The bubbles in the solution were kept in circulation by a magnetic stirrer [29]. Another report using magnetic stirrers is that by Sun et al., characterizing three phospholipid contrast agents [40]. Not having access to a stirrer, as opposed to Sarkar et al. and Sun et al., a vertical setup would keep the droplets spread all over the sample container even when falling to the bottom, resulting in them being homogeneously distributed perpendicular to the ultrasound beam.
A.6.3 Type of transducer
Emmer et al. used unfocused transducers in order to measure the pressure dependence of the attenuation, while focused transducers were used to verify the frequency dependence. Perez-Sabroid et al. and Frinking et al. used focused transducers when acoustically characterizing lipid and protein coated microbubbles [38]
[39]. It is not mentioned by Emmer et al. why focused transducers were used for the frequency measurements, while unfocused transducers were used when determining the pressure dependence. Neither Perez-Sabroid et al. or Frinking et al. discussed their choices. According to Ahmad et al., advantages of focused transducers are said to be a higher sensitivity and resolving power, while a lowered effect of surface roughness and noise [37]. Furthermore, focused transducers receive more energy from defects near the focus than unfocused ones. The natural focus of unfocused transducers is defined as the end of the near- field zone [37]. A limitation of a focused transducer is the small region of the focusing that can be interrogated, i.e. the small useful depth range [37].

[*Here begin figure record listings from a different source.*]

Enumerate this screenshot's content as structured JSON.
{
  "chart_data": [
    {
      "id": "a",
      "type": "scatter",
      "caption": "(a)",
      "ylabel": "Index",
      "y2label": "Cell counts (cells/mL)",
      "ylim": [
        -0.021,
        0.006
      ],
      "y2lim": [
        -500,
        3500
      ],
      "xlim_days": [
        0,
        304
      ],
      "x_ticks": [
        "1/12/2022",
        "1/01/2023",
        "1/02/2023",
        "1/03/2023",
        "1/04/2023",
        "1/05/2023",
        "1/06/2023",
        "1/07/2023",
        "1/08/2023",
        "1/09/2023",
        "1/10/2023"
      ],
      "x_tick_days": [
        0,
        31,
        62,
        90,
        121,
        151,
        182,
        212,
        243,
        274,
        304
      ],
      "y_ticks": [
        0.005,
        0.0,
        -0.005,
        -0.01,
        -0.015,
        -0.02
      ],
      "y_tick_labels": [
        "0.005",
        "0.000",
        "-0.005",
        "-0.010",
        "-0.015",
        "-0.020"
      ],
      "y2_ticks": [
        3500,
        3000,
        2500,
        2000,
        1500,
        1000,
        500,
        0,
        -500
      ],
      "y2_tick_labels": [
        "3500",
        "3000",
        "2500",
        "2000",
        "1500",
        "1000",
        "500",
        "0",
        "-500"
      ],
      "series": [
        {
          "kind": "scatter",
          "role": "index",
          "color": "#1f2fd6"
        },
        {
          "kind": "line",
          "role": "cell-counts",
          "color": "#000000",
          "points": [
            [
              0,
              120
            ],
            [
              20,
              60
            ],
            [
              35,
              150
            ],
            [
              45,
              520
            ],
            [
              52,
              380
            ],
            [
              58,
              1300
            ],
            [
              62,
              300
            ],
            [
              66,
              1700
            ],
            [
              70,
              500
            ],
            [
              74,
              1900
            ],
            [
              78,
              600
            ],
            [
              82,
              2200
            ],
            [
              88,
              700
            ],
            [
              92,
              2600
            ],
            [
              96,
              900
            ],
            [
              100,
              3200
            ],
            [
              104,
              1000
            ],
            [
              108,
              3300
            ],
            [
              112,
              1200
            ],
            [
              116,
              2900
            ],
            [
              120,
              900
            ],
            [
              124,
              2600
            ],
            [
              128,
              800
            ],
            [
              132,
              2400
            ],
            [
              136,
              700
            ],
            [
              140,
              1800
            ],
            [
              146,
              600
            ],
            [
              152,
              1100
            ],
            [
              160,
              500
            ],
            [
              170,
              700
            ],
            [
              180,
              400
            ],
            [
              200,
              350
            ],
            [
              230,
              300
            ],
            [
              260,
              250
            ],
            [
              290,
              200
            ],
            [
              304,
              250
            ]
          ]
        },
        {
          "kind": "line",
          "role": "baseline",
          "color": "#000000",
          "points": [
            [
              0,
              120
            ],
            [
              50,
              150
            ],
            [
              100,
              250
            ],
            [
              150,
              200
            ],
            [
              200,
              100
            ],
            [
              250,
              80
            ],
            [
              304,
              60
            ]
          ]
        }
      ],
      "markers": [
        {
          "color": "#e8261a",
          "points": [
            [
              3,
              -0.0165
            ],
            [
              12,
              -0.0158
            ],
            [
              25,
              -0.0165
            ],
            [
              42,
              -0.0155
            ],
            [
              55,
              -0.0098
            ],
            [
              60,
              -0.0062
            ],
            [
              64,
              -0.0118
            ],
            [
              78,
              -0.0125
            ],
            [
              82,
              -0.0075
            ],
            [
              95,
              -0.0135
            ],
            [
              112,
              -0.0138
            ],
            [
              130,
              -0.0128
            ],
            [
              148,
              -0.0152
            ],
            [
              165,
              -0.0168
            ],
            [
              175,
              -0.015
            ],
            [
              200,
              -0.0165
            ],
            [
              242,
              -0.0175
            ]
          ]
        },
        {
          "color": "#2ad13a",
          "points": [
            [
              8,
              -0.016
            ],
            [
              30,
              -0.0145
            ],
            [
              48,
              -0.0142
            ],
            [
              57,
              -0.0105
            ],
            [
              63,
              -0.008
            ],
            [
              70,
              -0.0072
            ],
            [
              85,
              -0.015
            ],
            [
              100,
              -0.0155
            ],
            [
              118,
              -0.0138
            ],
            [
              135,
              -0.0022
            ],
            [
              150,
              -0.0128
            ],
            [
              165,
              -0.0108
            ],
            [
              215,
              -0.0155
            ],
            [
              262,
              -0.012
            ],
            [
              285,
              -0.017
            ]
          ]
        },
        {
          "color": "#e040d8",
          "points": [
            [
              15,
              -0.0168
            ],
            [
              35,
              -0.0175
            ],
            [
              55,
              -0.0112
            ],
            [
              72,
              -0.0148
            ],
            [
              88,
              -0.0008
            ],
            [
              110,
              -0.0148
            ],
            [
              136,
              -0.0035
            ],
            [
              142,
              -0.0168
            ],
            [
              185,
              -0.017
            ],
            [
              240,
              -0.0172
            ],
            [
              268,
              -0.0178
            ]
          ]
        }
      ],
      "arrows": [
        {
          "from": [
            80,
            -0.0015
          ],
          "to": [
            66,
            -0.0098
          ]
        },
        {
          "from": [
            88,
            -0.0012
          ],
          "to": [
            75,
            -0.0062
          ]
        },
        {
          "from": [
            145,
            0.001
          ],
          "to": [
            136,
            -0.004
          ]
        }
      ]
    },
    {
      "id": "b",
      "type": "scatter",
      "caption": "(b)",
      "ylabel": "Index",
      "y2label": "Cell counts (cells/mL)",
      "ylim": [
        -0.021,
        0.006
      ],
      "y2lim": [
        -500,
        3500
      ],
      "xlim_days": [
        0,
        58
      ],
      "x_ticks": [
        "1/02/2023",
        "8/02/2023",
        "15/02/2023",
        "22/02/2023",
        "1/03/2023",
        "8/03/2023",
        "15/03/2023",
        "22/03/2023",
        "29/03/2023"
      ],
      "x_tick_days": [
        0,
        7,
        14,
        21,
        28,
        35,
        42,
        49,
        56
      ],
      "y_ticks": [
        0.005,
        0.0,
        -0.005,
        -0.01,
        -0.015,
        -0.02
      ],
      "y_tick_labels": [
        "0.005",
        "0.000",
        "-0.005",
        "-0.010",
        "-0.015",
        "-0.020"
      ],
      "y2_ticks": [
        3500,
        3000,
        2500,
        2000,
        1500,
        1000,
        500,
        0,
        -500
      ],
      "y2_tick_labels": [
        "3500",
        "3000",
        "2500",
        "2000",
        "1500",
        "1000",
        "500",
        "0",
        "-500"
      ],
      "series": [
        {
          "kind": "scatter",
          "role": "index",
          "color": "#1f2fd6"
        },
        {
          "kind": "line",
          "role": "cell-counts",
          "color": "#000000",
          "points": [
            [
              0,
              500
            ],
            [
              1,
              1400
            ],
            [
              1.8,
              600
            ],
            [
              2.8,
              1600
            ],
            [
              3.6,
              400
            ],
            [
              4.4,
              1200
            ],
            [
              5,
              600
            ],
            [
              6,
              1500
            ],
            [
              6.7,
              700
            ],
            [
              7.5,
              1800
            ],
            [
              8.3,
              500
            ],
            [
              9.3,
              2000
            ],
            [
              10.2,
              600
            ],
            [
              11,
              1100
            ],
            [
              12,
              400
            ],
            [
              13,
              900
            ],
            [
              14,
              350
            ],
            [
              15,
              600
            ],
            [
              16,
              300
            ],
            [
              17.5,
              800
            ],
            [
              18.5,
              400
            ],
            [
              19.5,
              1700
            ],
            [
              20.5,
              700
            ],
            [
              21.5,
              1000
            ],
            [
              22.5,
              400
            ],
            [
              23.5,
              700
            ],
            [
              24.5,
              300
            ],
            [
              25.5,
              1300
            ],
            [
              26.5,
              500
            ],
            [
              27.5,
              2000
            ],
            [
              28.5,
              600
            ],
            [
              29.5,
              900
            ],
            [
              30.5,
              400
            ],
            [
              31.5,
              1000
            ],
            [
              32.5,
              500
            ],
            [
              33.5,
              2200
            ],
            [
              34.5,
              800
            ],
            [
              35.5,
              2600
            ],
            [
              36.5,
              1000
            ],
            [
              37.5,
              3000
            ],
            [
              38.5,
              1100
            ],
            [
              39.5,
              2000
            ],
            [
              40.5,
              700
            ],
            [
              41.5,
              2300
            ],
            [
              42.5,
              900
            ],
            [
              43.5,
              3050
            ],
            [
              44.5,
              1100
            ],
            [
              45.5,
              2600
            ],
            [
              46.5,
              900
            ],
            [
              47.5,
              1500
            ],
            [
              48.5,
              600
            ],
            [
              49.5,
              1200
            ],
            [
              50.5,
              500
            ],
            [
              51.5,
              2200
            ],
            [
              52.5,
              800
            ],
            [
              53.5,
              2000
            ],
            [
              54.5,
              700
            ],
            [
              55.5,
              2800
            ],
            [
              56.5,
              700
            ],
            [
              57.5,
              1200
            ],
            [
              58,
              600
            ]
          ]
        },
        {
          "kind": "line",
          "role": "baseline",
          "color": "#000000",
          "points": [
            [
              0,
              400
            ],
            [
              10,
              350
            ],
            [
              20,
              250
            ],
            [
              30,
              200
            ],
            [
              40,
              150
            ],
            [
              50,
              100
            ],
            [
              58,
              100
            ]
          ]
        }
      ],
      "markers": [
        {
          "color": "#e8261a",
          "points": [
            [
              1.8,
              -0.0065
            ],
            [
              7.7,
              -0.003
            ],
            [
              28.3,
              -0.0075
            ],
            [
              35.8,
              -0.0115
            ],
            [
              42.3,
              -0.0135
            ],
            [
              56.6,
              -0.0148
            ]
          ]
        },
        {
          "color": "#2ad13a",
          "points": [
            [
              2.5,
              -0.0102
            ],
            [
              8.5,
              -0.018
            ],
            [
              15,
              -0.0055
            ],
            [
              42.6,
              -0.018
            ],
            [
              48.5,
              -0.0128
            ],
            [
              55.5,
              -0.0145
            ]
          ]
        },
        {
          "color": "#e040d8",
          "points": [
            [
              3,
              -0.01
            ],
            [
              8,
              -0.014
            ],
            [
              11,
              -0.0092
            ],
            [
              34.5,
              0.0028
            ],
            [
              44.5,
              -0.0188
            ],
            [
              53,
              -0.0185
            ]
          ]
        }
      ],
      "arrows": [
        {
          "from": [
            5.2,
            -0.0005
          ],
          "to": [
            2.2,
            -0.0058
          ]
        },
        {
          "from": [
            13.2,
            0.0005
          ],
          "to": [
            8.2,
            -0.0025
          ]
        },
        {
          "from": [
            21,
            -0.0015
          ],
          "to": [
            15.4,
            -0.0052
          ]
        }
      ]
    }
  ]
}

Flat, unfocused, transducers were used by Sarkar et al. and Lavisse et al., who both implemented the pulse echo technique. Sarkar et al. used a horizontal setup while Lavisse et al. used a vertical one [29] [41].
According to Ahmad et al., a flat-faced transducer can result in a distorted pattern of reflections due to multiple back reflections [37]. These back reflections result from the difference in length traveled across the beam due to the wide front surface echo [37].
A.6.4 Acoustic reverberations
It is mentioned by both Frinking et al. and Emmer et al. that the samples were positioned at an angle with respect to the ultrasound beam in order to avoid multiple reflections. Another technique that can be used to characterize mediums is that by Achdjian et al., in which acoustic reverberations are measured [42].
The aim of this report is not to characterize contrast agents but to provide reliable information about the properties of mediums overall. It is mentioned how reverberations of the ultrasound wave contain both quantitative and qualitative information about the properties to be determined. The advantage is the possibility of studying the medium as its whole structure, compared to the classical technique for characterization of contrast agents in which the studying is limited to the propagation path of the first wave
mediums, even though it is not mentioned by many reports characterizing contrast agents [42]. The reasons for avoiding multiple reflections are not stated in any of the reports studied, but the fact that none of them used reverberations for characterizing contrast agents might be a reason good enough to avoid it.
Reverberations are not included in Figure 2 or Table 1, due to the lack of reports using it.
A.6.5 Summary
The pulse echo technique was recommended by Ahmad et al. for characterization, making it a promising setup for the experiment at hand. Furthermore, the vertical setup is a logical choice due to the density of the droplets. Regarding the transducer type, both the focused and the flat-faced transducers possess advantages and drawbacks. Without knowledge of how they work for the droplets at hand, the choice will be based on what transducer type is available. Based on this evaluation, the use of a pulse echo technique in a vertical setup, with either flat or focused transducers, seems to optimize the characterization. The discussion is summarized in Table 1 and all possible combinations are presented in Figure 2 below.
Figure 2: The setups from the evaluation. a) the pulse echo technique in a horizontal setup. b) the through transmission technique in a vertical setup. c) the through transmission technique in a horizontal setup. d) the pulse echo technique in a vertical setup. The transducers are either flat or focused.